Question
What is the best way to open a German csv file with pandas?
I have a German csv file with the following columns:
- Datum: Date in the format 'DD.MM.YYYY'
- Umlaute: German names with special characters specific to the German language
- Zahlen: Numbers in the format '000.000,00'
My expected output is:
Umlaute Zahlen
Datum
2020-01-01 Rüdiger 1000000.11
2020-01-02 Günther 12.34
2020-01-03 Jürgen 567.89
Sample data is provided below (see File).
1st attempt: Use pd.read_csv() without parameters
df = pd.read_csv('german_csv_test.csv')
This throws an UnicodeDecodeError
:
UnicodeDecodeError: 'utf-8' codec can't decode byte 0xfc in position 12: invalid start byte
2nd attempt: Use pd.read_csv with specifying encoding and separation
df = pd.read_csv('german_csv_test.csv', sep=';', encoding='latin1')

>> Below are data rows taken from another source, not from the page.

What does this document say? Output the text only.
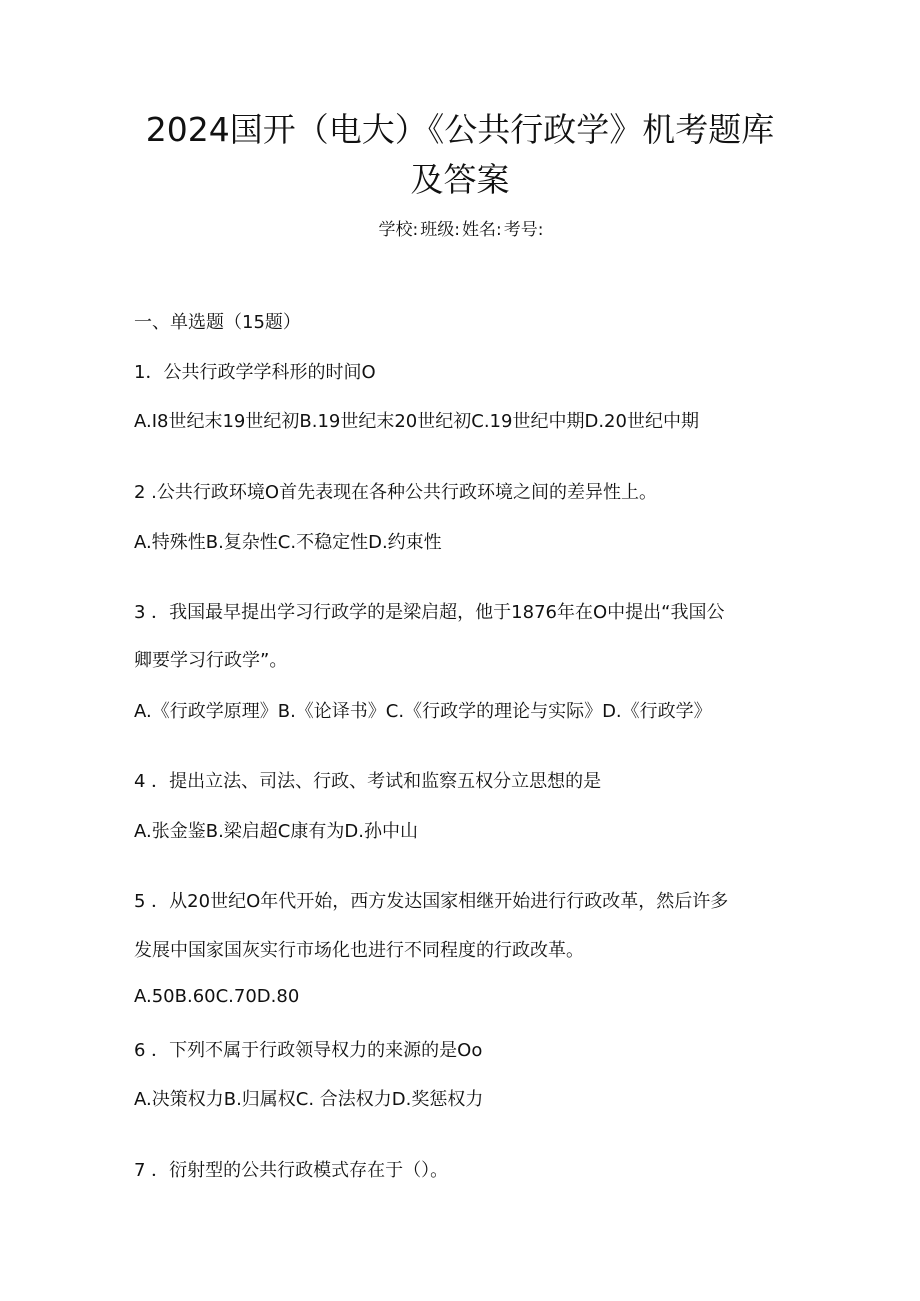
2024国开（电大）《公共行政学》机考题库
及答案
学校: 班级: 姓名: 考号:
一、单选题（15题）
1．公共行政学学科形的时间O
A.I8世纪末19世纪初B.19世纪末20世纪初C.19世纪中期D.20世纪中期
2 .公共行政环境O首先表现在各种公共行政环境之间的差异性上。
A.特殊性B.复杂性C.不稳定性D.约束性
3 ．我国最早提出学习行政学的是梁启超，他于1876年在O中提出“我国公
卿要学习行政学”。
A.《行政学原理》B.《论译书》C.《行政学的理论与实际》D.《行政学》
4 ．提出立法、司法、行政、考试和监察五权分立思想的是
A.张金鉴B.梁启超C康有为D.孙中山
5 ．从20世纪O年代开始，西方发达国家相继开始进行行政改革，然后许多
发展中国家国灰实行市场化也进行不同程度的行政改革。
A.50B.60C.70D.80
6 ．下列不属于行政领导权力的来源的是Oo
A.决策权力B.归属权C. 合法权力D.奖惩权力
7 ．衍射型的公共行政模式存在于（）。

This throws no error, but it is far from my desired output:
- The dates are strings not datetimes.
- The numbers aren't float, but objects.
- The column 'Datum' is not the index.
Datum Umlaute Zahlen
0 01.01.2020 Rüdiger 1.000.000,11
1 02.01.2020 Günther 12,34
2 03.01.2020 Jürgen 567,89
3rd attempt: Cleaning up
df = pd.read_csv('german_csv_test.csv', sep=';', encoding='latin1')
df['Datum'] = pd.to_datetime(df['Datum'])
df = df.set_index('Datum')
df['Zahlen'] = pd.to_numeric(df['Zahlen'])
Now, I have four lines of code and it still does not work. The last line throws an error ValueError: Unable to parse string " 1.000.000,11 " at position 0
. If I comment the last line out, it works. But the dates still are wrong, because day and month are switched.
Umlaute Zahlen
Datum
2020-01-01 Rüdiger 1.000.000,11
2020-02-01 Günther 12,34
2020-03-01 Jürgen 567,89
File
My file german_csv_test.csv
looks like this:
Datum;Umlaute;Zahlen
01.01.2020;Rüdiger; 1.000.000,11
02.01.2020;Günther; 12,34
03.01.2020;Jürgen; 567,89
It is encoded as 'cp1252'. I saved it on Windows with the option "CSV (MS-DOS)".